The cross-sectional design of our study also raises concerns that the data would support construct orderings other than those hypothesized. While all our analyses were conducted in accordance with extant theory and research, conclusive statements regarding causality await future longitudinal studies. Moreover, this study evaluated students’ intentions to leave their studies rather than their actual departure. But, according to Ajzen (1991), the explicit intention to engage in a particular behavior is the best predictor of the behavior occurring. Lastly, given Ungar’s (2008) findings that there are global, cultural, and context-specific aspects of ones’ environment that contribute to their resilience, there is concern our results may not be generalizable to locales outside of the United States.

That resilience failed to moderate the hypothesized associations in this study does not preclude the possibility that it might do so when evaluated with other antecedents of psychological distress and academic burnout such as academic workload, work-school conflict, etc. Our theoretical model, like all models that attempt to reflect real-world phenomena, is limited in terms of explanatory power by the variables chosen for study. We therefore encourage additional studies that extend our model and assess the interplay of resilience with additional antecedents known to influence distress and burnout.

Despite these limitations, our study adds to the extant research on resilience in the context of student retention. We show that individual-level resilience, through its influence on psychological distress and the elements of academic burnout, can exert a dampening effect on departure intentions of students. Given the deleterious impact that student withdrawals have on all the involved parties, any actions that can be taken to minimize them would be a worthwhile exercise.
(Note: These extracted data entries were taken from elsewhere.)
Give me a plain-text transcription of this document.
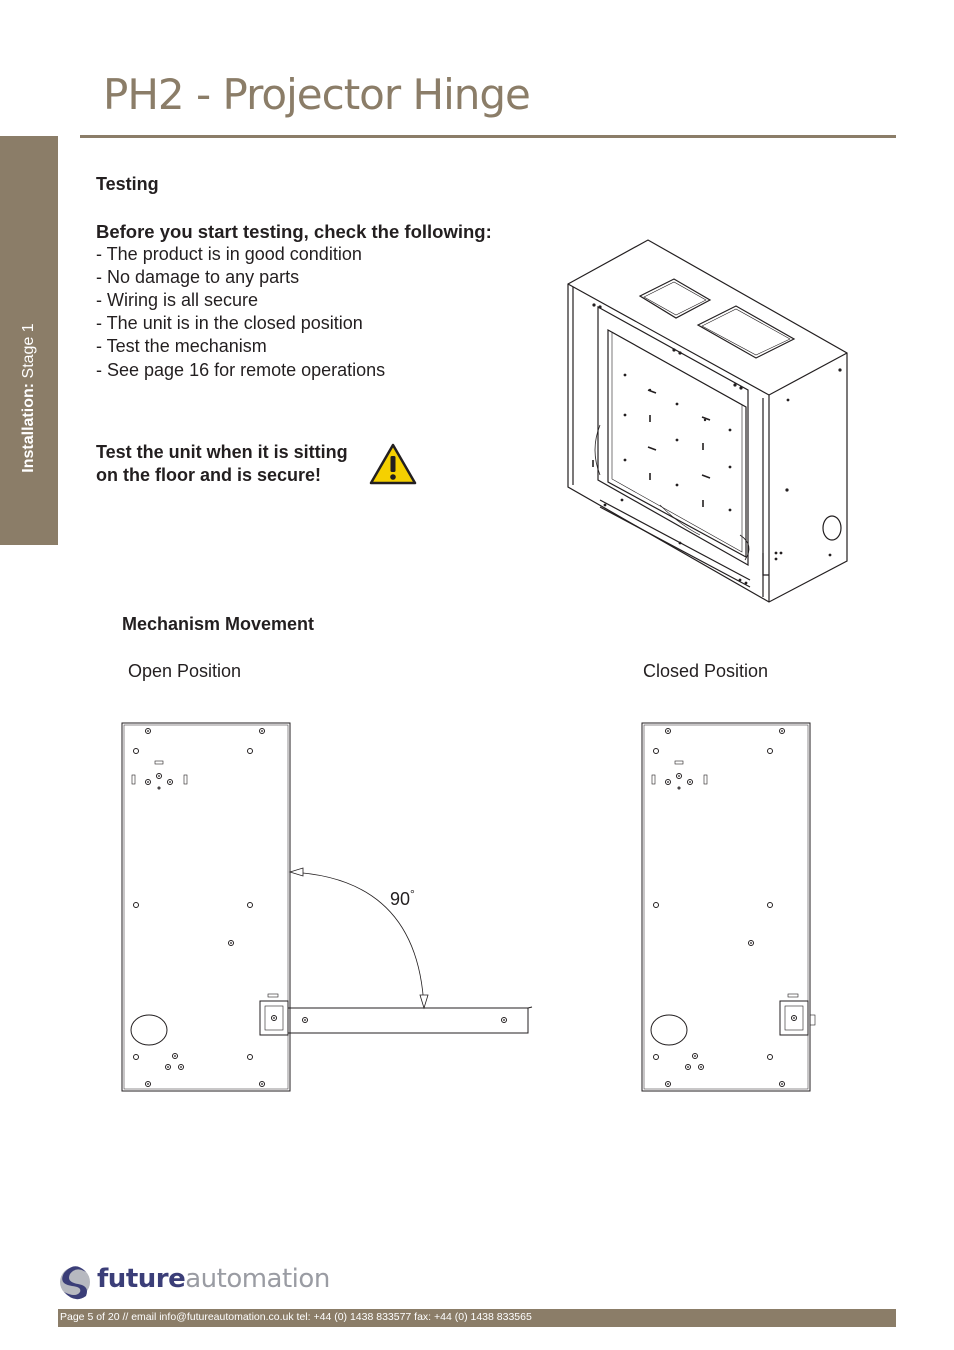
PH2 - Projector Hinge
Installation: Stage 1
Testing
Before you start testing, check the following:
- The product is in good condition
- No damage to any parts
- Wiring is all secure
- The unit is in the closed position
- Test the mechanism
- See page 16 for remote operations
Test the unit when it is sitting
on the floor and is secure!
Mechanism Movement
Open Position	Closed Position
90°
futureautomation
Page 5 of 20 // email info@futureautomation.co.uk tel: +44 (0) 1438 833577 fax: +44 (0) 1438 833565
Moreover, business students should be made aware that even if they themselves currently possess the resources to effectively cope with the stresses of college studies, as future managers they will benefit greatly from learning how to foster individual resilience and well-being in the workplace. In fact, Rock (2009) argued that this skill is necessary to prevent stress-related problems at work from undercutting their success and that of their employees. As Stixrud (2012, p. 135) emphasized, the ability of future managers to effectively handle their own stress responses and engender stimulating yet not overly stressful work environments is a crucial “survival skill” for twenty-first century managers. Prolonged exposure to stressors can have damaging, detrimental and deleterious effects that have the potential to be debilitating, and our results show that resilience may have the ability to ameliorate these negative outcomes. With this backdrop, the addition of resiliency training to the classroom appears to be both timely and propitious.